Importantly, Julia control flow constructs generally expect CONST
values: the condition of an if
or the range of a for
loop cannot be ARG
or RND
.
The body expression as a whole must be a RND
expression, representing a random variable. The behavior of the @dist
definition is then to define a new distribution (with name name
) that samples and evaluates the logpdf of the random variable represented by the body
expression.
Expressions are typed compositionally, with the following typing rules:
Literals and free variables are
CONST
s. Literals and symbols that appear free in the@dist
body are of typeCONST
.Arguments are
ARG
s. Symbols bound as arguments in the@dist
declaration have typeARG
in its body.Drawing from a distribution gives
RND
. Ifd
is a distribution, andx_i
are of typeARG
orCONST
,d(x_1, x_2, ...)
is of typeRND
.Functions of
CONST
s areCONST
s. Iff
is a deterministic function andx_i
are all of typeCONST
,f(x_1, x_2, ...)
is of typeCONST
.Functions of
CONST
s andARG
s areARG
s. Iff
is a differentiable function, and eachx_i
is either aCONST
or a scalarARG
(with at least onex_i
being anARG
), thenf(x_1, x_2, ...)
is of typeARG
.Functions of
CONST
s,ARG
s, andRND
s areRND
s. Iff
is one of a special set of deterministic functions we've defined (+
,-
,*
,/
,exp
,log
,getindex
), and exactly one of its argumentsx_i
is of typeRND
, thenf(x_1, x_2, ...)
is of typeRND
.
One way to think about this, without all the rules, is that CONST
values are "contaminated" by interaction with ARG
values (becoming ARG
s themselves), and both CONST
and ARG
are "contaminated" by interaction with RND
. Thinking of the body as an AST, the journey from leaf node to root node always involves transitions in the direction of CONST -> ARG -> RND
, never in reverse.
Restrictions
Users may not reassign to arguments (like x
in the above example), and may not apply functions with side effects. Names bound to expressions of type RND
must be used only once. e.g., let x = normal(0, 1) in x + x
is not allowed.
Examples
Let's walk through some examples.
@dist f(x) = exp(normal(x, 1))
We can annotate with types:
1 :: CONST (by rule 1)
x :: ARG (by rule 2)
normal(x, 1) :: RND (by rule 3)
exp(normal(x, 1)) :: RND (by rule 6)
Here's another:
@dist function labeled_cat(labels, probs)

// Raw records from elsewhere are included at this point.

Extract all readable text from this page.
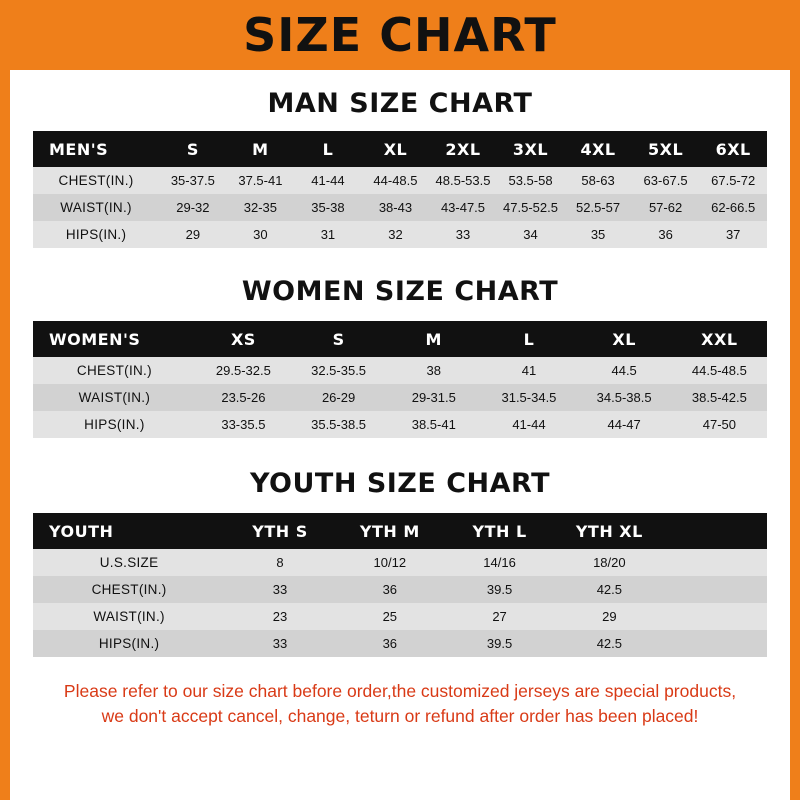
SIZE CHART
MAN SIZE CHART
MEN'S	S	M	L	XL	2XL	3XL	4XL	5XL	6XL
CHEST(IN.)	35-37.5	37.5-41	41-44	44-48.5	48.5-53.5	53.5-58	58-63	63-67.5	67.5-72
WAIST(IN.)	29-32	32-35	35-38	38-43	43-47.5	47.5-52.5	52.5-57	57-62	62-66.5
HIPS(IN.)	29	30	31	32	33	34	35	36	37
WOMEN SIZE CHART
WOMEN'S	XS	S	M	L	XL	XXL
CHEST(IN.)	29.5-32.5	32.5-35.5	38	41	44.5	44.5-48.5
WAIST(IN.)	23.5-26	26-29	29-31.5	31.5-34.5	34.5-38.5	38.5-42.5
HIPS(IN.)	33-35.5	35.5-38.5	38.5-41	41-44	44-47	47-50
YOUTH SIZE CHART
YOUTH	YTH S	YTH M	YTH L	YTH XL	
U.S.SIZE	8	10/12	14/16	18/20	
CHEST(IN.)	33	36	39.5	42.5	
WAIST(IN.)	23	25	27	29	
HIPS(IN.)	33	36	39.5	42.5	
Please refer to our size chart before order,the customized jerseys are special products,
we don't accept cancel, change, teturn or refund after order has been placed!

index = categorical(probs)
labels[index]
end
And the types:
probs :: ARG (by rule 2)
categorical(probs) :: RND (by rule 3)
index :: RND (Julia assignment)
labels :: ARG (by rule 2)
labels[index] :: RND (by rule 6, f == getindex)
Note that getindex
is designed to work on anything indexible, not just vectors. So, for example, it also works with Dicts.
Another one (not as realistic, but it uses all the rules):
@dist function weird(x)
log(normal(exp(x), exp(x))) + (x * (2 + 3))
end
And the types:
2, 3 :: CONST (by rule 1)
2 + 3 :: CONST (by rule 4)
x :: ARG (by rule 2)
x * (2 + 3) :: ARG (by rule 5)
exp(x) :: ARG (by rule 5)
normal(exp(x), exp(x)) :: RND (by rule 3)
log(normal(exp(x), exp(x))) :: RND (by rule 6)
log(normal(exp(x), exp(x))) + (x * (2 + 3)) :: RND (by rule 6)
Defining New Distributions From Scratch
For distributions that cannot be expressed in the @dist
DSL, users can define a custom distribution by defining an (ordinary Julia) subtype of Gen.Distribution
and implementing the methods of the Distribution API. This method requires more custom code than using the @dist
DSL, but also affords more flexibility: arbitrary user-defined logic for sampling, PDF evaluation, etc.